Yesterday, in this paper’s IWD edition of Sydney Weekend magazine, we honoured incredible women who are changing the world. You would have heard of and respect every single one of them.
Today, I’d like to honour all the women who aren’t household names. Who aren’t curing cancer or being a voice for the voiceless, but who are getting up, putting on their shoes every day – despite how tired you are – and getting it done. You may be getting kids to school, putting food on the table or getting the dogs to the park, even if it’s 8pm by the time you do.

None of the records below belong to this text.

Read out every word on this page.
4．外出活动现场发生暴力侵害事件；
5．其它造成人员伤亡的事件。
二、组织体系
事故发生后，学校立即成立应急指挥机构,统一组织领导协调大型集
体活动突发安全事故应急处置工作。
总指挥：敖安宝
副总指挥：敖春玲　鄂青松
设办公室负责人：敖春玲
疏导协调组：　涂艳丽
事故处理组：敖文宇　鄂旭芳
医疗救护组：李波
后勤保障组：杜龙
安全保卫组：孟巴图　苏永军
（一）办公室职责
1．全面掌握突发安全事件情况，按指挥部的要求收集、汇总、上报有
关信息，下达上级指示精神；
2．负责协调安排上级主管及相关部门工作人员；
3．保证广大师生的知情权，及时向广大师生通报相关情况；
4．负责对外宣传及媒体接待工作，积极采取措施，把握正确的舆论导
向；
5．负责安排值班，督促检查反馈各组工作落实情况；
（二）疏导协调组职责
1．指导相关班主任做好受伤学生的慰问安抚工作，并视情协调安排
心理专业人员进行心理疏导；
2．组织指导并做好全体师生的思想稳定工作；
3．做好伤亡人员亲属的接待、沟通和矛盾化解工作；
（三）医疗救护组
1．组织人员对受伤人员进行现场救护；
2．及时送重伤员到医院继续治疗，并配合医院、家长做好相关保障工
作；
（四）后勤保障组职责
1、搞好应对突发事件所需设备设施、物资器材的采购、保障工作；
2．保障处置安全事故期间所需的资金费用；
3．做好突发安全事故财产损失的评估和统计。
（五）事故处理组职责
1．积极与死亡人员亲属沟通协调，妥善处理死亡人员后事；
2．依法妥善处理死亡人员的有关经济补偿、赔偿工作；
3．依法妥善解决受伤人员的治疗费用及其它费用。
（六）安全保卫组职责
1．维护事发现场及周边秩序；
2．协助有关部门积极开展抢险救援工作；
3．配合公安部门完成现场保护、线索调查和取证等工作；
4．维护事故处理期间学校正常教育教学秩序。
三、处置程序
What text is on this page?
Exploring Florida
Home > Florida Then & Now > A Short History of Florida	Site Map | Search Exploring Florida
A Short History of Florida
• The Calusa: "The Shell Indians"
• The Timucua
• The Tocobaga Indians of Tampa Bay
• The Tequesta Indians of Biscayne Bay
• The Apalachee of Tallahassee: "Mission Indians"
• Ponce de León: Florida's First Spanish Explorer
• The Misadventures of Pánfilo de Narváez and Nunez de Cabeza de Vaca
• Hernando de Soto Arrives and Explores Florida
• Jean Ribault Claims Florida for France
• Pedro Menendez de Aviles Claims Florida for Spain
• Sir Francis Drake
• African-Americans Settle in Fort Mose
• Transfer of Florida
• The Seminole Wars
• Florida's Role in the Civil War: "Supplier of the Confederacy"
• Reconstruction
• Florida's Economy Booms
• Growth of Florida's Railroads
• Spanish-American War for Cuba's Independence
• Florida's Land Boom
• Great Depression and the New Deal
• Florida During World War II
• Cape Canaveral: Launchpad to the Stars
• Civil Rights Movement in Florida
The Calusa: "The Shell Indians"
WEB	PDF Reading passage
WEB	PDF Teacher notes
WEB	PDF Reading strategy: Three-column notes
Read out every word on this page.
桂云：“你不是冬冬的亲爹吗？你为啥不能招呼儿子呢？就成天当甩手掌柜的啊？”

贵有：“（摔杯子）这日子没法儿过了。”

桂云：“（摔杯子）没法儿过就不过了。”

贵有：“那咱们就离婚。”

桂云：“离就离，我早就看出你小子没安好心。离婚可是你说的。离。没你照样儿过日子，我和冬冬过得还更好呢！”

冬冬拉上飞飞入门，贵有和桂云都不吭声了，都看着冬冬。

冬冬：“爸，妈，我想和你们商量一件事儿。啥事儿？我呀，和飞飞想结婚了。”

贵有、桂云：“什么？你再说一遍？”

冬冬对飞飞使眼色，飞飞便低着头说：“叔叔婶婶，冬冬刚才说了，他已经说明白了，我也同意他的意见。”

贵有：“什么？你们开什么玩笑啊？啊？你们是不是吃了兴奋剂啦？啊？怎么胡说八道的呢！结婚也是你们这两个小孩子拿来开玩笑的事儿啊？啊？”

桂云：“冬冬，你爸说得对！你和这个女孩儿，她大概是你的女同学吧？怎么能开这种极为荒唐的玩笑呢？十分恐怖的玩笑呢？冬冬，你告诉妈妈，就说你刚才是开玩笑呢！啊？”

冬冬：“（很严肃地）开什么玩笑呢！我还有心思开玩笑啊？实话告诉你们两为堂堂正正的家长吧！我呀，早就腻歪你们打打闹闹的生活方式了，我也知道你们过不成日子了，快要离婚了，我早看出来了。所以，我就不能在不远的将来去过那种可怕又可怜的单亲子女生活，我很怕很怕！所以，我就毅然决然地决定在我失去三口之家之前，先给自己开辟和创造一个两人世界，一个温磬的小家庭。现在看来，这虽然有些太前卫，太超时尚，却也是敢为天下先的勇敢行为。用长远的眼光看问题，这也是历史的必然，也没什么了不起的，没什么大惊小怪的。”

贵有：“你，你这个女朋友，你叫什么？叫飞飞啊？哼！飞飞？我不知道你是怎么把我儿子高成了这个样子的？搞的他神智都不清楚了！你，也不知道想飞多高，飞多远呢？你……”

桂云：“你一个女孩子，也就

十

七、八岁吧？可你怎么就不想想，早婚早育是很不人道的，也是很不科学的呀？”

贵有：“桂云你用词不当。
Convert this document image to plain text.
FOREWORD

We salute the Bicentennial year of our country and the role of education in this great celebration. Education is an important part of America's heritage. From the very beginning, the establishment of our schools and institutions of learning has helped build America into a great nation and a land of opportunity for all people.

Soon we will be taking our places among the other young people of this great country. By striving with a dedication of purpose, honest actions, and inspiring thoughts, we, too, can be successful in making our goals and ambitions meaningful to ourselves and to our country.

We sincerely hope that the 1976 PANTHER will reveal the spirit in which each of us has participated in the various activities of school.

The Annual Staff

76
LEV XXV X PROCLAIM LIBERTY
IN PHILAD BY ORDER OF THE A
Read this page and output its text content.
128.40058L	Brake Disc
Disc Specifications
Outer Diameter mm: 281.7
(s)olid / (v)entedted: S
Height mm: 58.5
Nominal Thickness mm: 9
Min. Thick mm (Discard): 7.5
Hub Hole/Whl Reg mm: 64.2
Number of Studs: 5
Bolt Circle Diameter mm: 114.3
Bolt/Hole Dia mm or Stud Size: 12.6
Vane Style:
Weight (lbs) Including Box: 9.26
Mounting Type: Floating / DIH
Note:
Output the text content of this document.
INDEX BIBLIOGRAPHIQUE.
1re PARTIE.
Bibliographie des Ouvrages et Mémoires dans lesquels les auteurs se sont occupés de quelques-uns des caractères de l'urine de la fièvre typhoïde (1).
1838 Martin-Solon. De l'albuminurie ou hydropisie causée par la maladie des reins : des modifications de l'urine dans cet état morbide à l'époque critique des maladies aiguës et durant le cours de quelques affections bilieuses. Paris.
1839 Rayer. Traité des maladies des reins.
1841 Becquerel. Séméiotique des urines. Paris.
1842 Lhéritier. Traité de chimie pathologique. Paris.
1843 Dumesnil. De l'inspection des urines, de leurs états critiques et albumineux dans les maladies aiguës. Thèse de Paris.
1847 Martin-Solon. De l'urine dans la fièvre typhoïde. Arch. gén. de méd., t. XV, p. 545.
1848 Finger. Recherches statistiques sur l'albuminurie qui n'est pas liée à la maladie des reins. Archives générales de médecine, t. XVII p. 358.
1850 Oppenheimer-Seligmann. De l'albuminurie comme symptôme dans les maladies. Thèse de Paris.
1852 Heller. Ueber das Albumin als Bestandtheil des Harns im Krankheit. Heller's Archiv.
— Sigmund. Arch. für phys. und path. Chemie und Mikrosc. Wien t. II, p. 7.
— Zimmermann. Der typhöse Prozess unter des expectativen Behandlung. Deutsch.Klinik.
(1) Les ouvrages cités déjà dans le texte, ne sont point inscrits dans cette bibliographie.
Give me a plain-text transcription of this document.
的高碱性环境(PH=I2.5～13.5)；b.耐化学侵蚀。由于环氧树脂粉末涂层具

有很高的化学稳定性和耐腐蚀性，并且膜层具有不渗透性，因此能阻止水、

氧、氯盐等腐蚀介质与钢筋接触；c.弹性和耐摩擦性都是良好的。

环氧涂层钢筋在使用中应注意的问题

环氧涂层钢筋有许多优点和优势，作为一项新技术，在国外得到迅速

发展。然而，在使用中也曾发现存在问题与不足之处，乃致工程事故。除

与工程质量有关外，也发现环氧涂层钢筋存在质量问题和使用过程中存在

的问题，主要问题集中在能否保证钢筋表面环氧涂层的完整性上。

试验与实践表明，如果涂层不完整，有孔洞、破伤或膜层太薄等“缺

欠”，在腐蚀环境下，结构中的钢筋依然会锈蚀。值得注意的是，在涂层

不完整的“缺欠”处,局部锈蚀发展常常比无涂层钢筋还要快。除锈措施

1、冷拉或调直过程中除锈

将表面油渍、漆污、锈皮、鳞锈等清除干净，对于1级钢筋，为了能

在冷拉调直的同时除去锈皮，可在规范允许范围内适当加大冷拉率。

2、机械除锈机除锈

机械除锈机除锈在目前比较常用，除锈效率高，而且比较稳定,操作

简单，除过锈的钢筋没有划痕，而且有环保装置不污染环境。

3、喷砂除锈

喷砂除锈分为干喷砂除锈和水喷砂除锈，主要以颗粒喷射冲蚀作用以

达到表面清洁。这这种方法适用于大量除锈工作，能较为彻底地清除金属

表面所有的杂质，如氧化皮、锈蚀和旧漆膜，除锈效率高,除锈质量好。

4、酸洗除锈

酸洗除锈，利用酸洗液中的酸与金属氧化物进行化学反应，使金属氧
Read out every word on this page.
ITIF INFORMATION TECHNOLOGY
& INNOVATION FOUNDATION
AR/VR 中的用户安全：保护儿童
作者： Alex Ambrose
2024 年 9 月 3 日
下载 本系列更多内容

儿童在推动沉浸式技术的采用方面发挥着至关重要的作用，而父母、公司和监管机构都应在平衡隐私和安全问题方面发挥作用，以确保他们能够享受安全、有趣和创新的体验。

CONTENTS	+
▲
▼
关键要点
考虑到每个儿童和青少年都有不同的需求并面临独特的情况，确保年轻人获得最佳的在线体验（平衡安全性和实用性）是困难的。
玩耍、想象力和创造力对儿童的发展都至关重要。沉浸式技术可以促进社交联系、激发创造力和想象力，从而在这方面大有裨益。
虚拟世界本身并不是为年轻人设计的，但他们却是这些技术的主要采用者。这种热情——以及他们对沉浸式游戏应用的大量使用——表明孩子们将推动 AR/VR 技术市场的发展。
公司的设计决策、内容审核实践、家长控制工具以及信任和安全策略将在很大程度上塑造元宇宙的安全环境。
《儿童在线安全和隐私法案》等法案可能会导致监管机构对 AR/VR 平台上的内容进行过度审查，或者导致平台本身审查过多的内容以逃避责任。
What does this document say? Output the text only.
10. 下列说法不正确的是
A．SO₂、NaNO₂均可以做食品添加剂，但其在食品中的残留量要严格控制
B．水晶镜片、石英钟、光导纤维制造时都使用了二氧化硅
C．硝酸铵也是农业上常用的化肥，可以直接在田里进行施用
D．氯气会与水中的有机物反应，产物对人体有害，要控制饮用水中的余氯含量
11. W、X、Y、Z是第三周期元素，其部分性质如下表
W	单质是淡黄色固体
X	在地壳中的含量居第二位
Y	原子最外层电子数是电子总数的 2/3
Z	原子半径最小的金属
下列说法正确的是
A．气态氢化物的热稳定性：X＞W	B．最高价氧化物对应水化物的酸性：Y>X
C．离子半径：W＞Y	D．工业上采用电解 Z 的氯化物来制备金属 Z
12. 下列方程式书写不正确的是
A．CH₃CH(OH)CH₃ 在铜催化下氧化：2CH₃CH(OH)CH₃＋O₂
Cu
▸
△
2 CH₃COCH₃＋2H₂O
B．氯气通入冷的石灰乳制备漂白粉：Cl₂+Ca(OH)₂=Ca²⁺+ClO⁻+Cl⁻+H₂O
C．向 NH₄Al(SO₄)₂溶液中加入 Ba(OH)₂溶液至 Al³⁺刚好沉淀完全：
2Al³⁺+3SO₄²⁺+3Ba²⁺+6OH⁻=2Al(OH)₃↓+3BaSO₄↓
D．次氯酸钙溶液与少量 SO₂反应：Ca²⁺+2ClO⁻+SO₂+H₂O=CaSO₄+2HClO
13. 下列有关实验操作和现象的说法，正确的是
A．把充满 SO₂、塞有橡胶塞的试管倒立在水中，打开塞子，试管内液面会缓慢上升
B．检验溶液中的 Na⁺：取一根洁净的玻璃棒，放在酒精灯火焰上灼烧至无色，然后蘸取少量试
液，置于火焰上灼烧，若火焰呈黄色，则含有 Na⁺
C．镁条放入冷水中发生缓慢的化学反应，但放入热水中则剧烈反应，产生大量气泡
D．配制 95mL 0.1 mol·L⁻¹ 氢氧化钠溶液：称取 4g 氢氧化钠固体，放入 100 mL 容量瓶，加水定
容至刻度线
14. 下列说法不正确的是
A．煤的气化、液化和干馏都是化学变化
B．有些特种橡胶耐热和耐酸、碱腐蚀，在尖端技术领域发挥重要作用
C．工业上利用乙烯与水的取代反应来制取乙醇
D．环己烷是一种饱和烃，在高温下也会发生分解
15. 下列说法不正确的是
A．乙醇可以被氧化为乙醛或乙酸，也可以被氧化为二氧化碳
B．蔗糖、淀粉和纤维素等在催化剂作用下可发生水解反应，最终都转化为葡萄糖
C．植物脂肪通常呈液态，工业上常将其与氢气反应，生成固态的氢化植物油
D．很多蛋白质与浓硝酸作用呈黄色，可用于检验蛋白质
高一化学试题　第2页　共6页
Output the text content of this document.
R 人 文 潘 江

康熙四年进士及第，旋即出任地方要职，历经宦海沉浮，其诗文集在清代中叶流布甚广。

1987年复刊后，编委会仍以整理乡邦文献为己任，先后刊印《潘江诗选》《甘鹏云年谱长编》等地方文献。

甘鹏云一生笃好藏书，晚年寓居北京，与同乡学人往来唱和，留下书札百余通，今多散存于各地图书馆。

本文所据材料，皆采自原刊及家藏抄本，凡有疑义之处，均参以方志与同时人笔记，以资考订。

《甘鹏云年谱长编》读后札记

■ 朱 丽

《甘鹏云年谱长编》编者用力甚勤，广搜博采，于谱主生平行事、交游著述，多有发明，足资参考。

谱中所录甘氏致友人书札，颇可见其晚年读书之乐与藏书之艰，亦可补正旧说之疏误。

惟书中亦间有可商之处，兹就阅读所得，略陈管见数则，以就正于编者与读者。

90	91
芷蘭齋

Maybe you fixed the washing machine by watching a YouTube clip. Mowed the lawn or tracked down the sandbags to save your house on the Northern Rivers from floods – again. Maybe your kid is getting bullied and you’re keeping that child alive.
Maybe your puppy had to be put down just after you moved states. Your three-year-old still hasn’t slept a full night and you couldn’t face the world today ... but you did.
You’re all amazing. You’re all tired. You all wish for a lighter load, and you’re allowed to say so. Thanks for that, Em.
Enjoy your run today, incredible Jess. And to everyone else deep in your own personal marathons, you’ve got this, girlfriend. And yep: you’re bloody amazing.